Now policymakers should do more, too

Policymakers ought to use this opportunity to support and expand these initiatives by fostering public-private partnerships aimed at improving skill matches between employers and employees among firms of all sizes. Potential approaches include:

  • Making federal and state tax credits available to firms who provide systematic retraining and upskilling programs for workers at their firms who are at-risk of displacement due to technological change. As my colleague Isabel Sawhill notes in her recent book, The Forgotten Americans, such “active labor market policies” may be a key mechanism to equipping workers with in-demand skills and matching them to employers that need them.  Larger tax credits can be directed at smaller firms to ensure they have the incentive to participate as well.
  • Supporting the establishment and expansion of apprenticeship and other on-the-job training programs by providing tax credits and funds for firms to bring in additional expertise to help train workers. Research presented in a recent volume  published by the Hamilton Project at Brookings highlights how apprenticeships help provide alternative pathways to rewarding careers that do not rely on the  typical “academic-only” educational track.
  • Provide funding, personnel, and other incentives to local universities and community colleges to partner with local employers to revise or develop coursework and programs that are better connected to employer needs.

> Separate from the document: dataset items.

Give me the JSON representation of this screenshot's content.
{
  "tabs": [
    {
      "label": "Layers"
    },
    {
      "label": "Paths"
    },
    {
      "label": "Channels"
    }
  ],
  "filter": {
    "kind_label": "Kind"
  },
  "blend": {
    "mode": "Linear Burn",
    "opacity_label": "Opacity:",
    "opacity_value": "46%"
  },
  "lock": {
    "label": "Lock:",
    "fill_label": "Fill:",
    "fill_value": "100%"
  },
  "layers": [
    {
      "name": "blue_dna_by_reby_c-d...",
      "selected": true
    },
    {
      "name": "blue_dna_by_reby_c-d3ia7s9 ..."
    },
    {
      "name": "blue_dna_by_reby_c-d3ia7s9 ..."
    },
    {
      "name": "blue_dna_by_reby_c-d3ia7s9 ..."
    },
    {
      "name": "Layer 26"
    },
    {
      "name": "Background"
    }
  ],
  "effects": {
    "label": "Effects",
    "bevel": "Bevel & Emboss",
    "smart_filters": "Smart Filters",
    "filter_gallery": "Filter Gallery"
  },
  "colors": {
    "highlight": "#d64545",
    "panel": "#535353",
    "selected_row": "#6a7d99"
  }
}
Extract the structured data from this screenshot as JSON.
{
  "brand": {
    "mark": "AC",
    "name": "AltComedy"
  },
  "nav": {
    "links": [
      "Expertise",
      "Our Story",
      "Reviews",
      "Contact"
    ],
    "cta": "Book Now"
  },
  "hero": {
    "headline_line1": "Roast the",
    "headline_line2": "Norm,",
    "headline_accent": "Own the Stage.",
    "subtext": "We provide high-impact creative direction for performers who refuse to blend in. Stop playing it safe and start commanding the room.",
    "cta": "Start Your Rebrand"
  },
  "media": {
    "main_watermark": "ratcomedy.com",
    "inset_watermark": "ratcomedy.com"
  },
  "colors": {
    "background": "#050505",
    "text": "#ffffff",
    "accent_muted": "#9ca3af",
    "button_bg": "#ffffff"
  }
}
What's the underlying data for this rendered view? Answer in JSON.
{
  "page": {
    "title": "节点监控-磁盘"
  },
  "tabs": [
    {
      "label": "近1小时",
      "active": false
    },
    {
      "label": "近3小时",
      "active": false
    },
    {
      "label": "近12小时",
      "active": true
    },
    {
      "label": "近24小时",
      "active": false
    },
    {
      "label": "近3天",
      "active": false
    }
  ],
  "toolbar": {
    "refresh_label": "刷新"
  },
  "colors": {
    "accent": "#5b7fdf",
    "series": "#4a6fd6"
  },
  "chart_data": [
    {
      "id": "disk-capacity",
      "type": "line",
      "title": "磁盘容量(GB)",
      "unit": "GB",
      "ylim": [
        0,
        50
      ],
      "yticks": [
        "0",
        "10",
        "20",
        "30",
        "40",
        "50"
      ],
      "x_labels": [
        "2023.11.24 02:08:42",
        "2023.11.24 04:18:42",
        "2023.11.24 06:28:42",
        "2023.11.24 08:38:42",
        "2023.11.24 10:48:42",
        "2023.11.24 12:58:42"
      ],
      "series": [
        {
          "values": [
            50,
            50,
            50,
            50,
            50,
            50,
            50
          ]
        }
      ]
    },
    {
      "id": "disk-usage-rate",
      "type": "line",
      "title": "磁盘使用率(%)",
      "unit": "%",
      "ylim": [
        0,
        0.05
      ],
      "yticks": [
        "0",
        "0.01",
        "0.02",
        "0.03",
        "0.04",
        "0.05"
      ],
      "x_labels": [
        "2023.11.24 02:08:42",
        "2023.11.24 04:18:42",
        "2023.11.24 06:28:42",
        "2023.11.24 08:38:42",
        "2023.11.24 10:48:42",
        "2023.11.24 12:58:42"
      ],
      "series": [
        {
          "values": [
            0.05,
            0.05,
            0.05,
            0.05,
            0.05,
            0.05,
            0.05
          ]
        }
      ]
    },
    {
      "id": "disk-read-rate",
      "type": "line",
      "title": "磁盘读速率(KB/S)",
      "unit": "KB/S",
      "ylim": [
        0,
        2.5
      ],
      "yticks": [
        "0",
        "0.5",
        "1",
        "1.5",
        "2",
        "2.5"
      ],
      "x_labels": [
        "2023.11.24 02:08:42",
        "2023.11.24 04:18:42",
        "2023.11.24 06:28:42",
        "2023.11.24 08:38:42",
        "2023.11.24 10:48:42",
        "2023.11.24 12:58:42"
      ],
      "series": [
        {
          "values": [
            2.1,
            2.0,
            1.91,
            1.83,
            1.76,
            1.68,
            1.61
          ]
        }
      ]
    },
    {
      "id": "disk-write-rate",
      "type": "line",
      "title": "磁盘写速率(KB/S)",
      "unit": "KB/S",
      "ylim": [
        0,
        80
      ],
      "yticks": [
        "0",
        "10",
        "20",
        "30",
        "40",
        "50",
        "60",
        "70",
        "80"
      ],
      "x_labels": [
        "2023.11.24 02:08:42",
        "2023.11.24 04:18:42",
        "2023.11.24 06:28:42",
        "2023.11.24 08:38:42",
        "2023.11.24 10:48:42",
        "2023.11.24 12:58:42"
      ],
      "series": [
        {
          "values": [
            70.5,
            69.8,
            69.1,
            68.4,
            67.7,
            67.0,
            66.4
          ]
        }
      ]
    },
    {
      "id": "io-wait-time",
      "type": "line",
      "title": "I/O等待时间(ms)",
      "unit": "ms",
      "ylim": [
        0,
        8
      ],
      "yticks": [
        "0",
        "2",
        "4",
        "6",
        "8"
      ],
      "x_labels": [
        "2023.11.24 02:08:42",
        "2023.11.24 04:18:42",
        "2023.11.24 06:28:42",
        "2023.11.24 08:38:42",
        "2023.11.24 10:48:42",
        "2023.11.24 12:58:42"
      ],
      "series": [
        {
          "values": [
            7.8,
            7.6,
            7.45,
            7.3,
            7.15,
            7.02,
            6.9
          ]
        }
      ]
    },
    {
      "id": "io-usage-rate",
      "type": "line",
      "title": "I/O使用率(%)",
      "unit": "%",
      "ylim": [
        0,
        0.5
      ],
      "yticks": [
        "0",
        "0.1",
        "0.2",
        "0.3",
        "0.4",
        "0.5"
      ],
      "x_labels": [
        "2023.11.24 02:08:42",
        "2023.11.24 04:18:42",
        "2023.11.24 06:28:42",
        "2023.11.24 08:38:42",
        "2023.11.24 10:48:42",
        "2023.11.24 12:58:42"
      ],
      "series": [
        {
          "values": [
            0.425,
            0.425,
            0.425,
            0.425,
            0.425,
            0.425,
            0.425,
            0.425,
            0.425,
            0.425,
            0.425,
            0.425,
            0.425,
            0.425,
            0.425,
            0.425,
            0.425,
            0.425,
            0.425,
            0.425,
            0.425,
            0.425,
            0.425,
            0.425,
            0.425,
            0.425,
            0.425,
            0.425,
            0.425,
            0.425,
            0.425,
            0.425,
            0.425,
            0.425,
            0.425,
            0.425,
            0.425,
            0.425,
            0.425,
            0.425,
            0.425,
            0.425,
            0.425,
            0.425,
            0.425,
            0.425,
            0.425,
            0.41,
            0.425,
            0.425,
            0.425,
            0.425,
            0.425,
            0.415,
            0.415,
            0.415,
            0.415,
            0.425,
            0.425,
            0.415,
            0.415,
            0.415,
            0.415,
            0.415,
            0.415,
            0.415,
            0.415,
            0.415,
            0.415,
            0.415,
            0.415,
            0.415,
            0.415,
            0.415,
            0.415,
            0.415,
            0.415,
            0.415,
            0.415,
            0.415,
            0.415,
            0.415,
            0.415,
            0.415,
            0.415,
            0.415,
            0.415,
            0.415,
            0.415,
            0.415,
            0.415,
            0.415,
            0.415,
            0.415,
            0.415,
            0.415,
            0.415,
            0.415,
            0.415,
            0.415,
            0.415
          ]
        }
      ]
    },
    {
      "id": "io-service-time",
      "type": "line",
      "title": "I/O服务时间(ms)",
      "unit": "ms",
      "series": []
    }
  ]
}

Of course, government-supported training programs for displaced workers are not new. The first large-scale training legislation, the Manpower Development Act and Training Act, described in Barnow (1993), was passed in 1962 with the specific intention of retraining workers who were displaced by technological change. Additional programs aimed at fostering worker retraining have passed over the subsequent decades. Unfortunately, evidence on the effectiveness of these programs is not very encouraging. The Job Training Partnership Act (JTPA) of 1982, passed under President Reagan, provided billions of dollars for job training for the poor. Outcomes were largely mixed. Evaluations such as the National JTPA Study found modest improvements in earnings outcomes for adult participants and virtually no effect for adolescents. However, there were problems in both implementation and administration. In particular, critics argue that much of the training had too little input from employers and workers. The JTPA was eventually replaced by the Workforce Investment Act in 1998 with the intention of allowing more private employer involvement, but as noted in Barnow and Smith (2015), there is little evidence that this happened.

So more effective programs are needed. But the alternative, of doing nothing in the face of inevitable technological change and automation, is not viable. Amazon, for example, claims full automation of its warehouses is about a decade away. Appropriately designed programs that support workers and are closely tied to employer needs may be more effective and, in the case of in-house programs, require a much smaller investment than sending workers back to school for a 4-year degree.

[1]Disclosure: IBM provides support to the Future of Middle Class Initiative.